Editorial: The Food of the People

Let the people eat grass, said the representative of the governing class in reply to the clamour of a hungry populace in the days that preceded the French Revolution; and let the people eat the poisonous products of Packingtown say that portion of the capitalist governing class of to-day engaged in drawing their profits from that nauseating undertaking. And from the point of view of capitalism, why not ? If diseased flesh, decaying offal, and excrementitious matter can be dosed with essences to change its taste and chemicals to stay the process of decomposition and after passing through embalming machinery appear upon epicurean tables as ham, chicken and tongue, or other delectable comestible, and upon the scanty board of the hungry as corned beef or what not; and if this can be done without inducing nausea in those who eat and without coroners’ verdicts of death from ptomaine or other poisoning being too closely associated with the “food”-stuff; and if, above all, it can be done at a good fat profit—why not, indeed ? Why cant of the “moral” aspect and blether of the anti-Social rapacity of the vendors of such filth? Are they more anti-social or immoral than the God-fearing capitalist who locks out his men for refusing to submit to his terms, or shuts down his factory or mine when, through the arduous toil of his “hands” a surplus has accumulated which he can then proceed to work off at enhanced prices ? He doesn’t care greatly whether the men thrown out of employment starve to death. It isn’t expected of him. He is quite within his right in the action he takes. “The law allows it, the court awards it.” If the unemployed refuse to die quietly, he is quite justified in shooting them into eternity. He is even applauded for his “strong” action in protecting property and maintaining order. The embalmer of “beef,” or filth, as the case may be—or rather the capitalist director of that “industry”—is just as indifferent to the fate of the purchaser as his kind order-loving fellow capitalist is to the fate of his discharged hand.
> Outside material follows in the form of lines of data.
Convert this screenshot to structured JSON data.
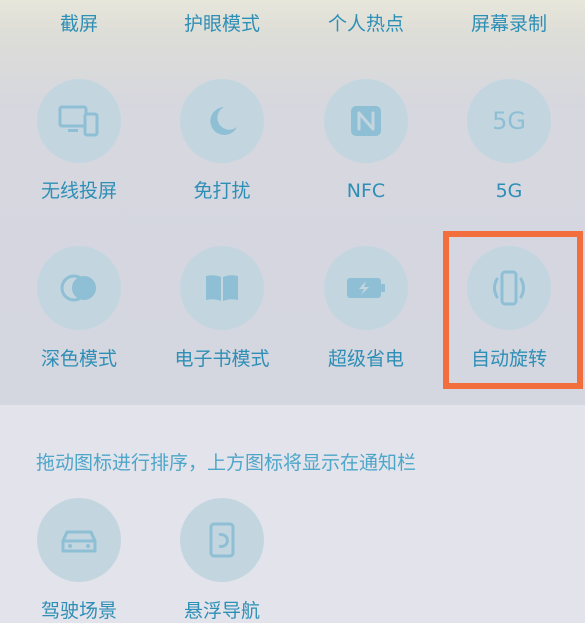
{
  "top_labels": [
    "截屏",
    "护眼模式",
    "个人热点",
    "屏幕录制"
  ],
  "tiles_row1": [
    {
      "label": "无线投屏",
      "icon": "wireless-projection-icon"
    },
    {
      "label": "免打扰",
      "icon": "moon-icon"
    },
    {
      "label": "NFC",
      "icon": "nfc-icon"
    },
    {
      "label": "5G",
      "icon": "5g-icon",
      "icon_text": "5G"
    }
  ],
  "tiles_row2": [
    {
      "label": "深色模式",
      "icon": "dark-mode-icon"
    },
    {
      "label": "电子书模式",
      "icon": "book-icon"
    },
    {
      "label": "超级省电",
      "icon": "battery-icon"
    },
    {
      "label": "自动旋转",
      "icon": "auto-rotate-icon",
      "highlighted": true
    }
  ],
  "hint_text": "拖动图标进行排序，上方图标将显示在通知栏",
  "extra_tiles": [
    {
      "label": "驾驶场景",
      "icon": "car-icon"
    },
    {
      "label": "悬浮导航",
      "icon": "floating-nav-icon"
    }
  ],
  "colors": {
    "label": "#2e8fb6",
    "icon_circle": "#c3d6e0",
    "icon_glyph": "#8ebfd4",
    "highlight_border": "#f26e3c"
  }
}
Yet a mighty roar of indignation goes up when we get a sensational disclosure of the “food” embalmers’ method and the name of Armour is anathema; while the only roar that goes up at the Featherstone disclosures is one of congratulation and the name of Masham is honoured in the land.

The only apparent reason for this divergence of opinion is that the probable purchasers of “canned delicacies” are to some extent members of the capitalist class themselves and their esprit de corps is not equal to the strain of a possible painful death even in the noble cause of unlimited profits. It is fairly certain that if it had been merely a question of the revolting conditions under which the workers of Packingtown were forced to exist, the stir would have been barely sufficient to perceptibly disturb the social placidity. That at any rate has been the invariable effect of other disclosures of working-class hardships and unhappiness in the process of production. They can be poisoned by lead or pork, killed by starvation or bullets, cremated, suffocated or drowned in mines, worked under revolting conditions in Chicago or Cradley or Whitechapel or the Potteries. That is of no great consequence. But let the suspicion get abroad that the capitalist goes in danger of his life from poisoned food out of Chicago or of disease-infested clothing out of Whitechapel and the Social “conscience” is immediately aroused, the “soul” of Society is stirred to its deepest depths, and we are in the throes of a great popular agitation assiduously fostered by Press and Pulpit, for something to be done to end such immoral rapacity.

The Chicago disclosures simply go to show that adulteration is still regarded by the capitalist class as it was by that “Christ-like” political pet of Nonconformity and Liberalism, John Bright, as a legitimate form of competition. The keener the competition the greater the adulteration. And when competition finds its inevitable end in monopoly what more natural than that the methods which have accompanied its evolution should remain to assist in the creation of greater profits. “Morality” has nothing to do with it. The question of profits is the only thing that matters to capitalism—that and a tender regard for longevity. While commodities are produced for profit there will always he adulteration and unemployment and sweating and misery and poverty. They all spring from the same source in the private ownership of the means of living and although it may occur that some of the more revolting and dangerous of that private ownership may be suppressed, they cannot be disposed of until the cause bas been attacked and removed. Until then the people are at the mercy of the capitalist profit-monger in the matter of their food-stuffs as in all else.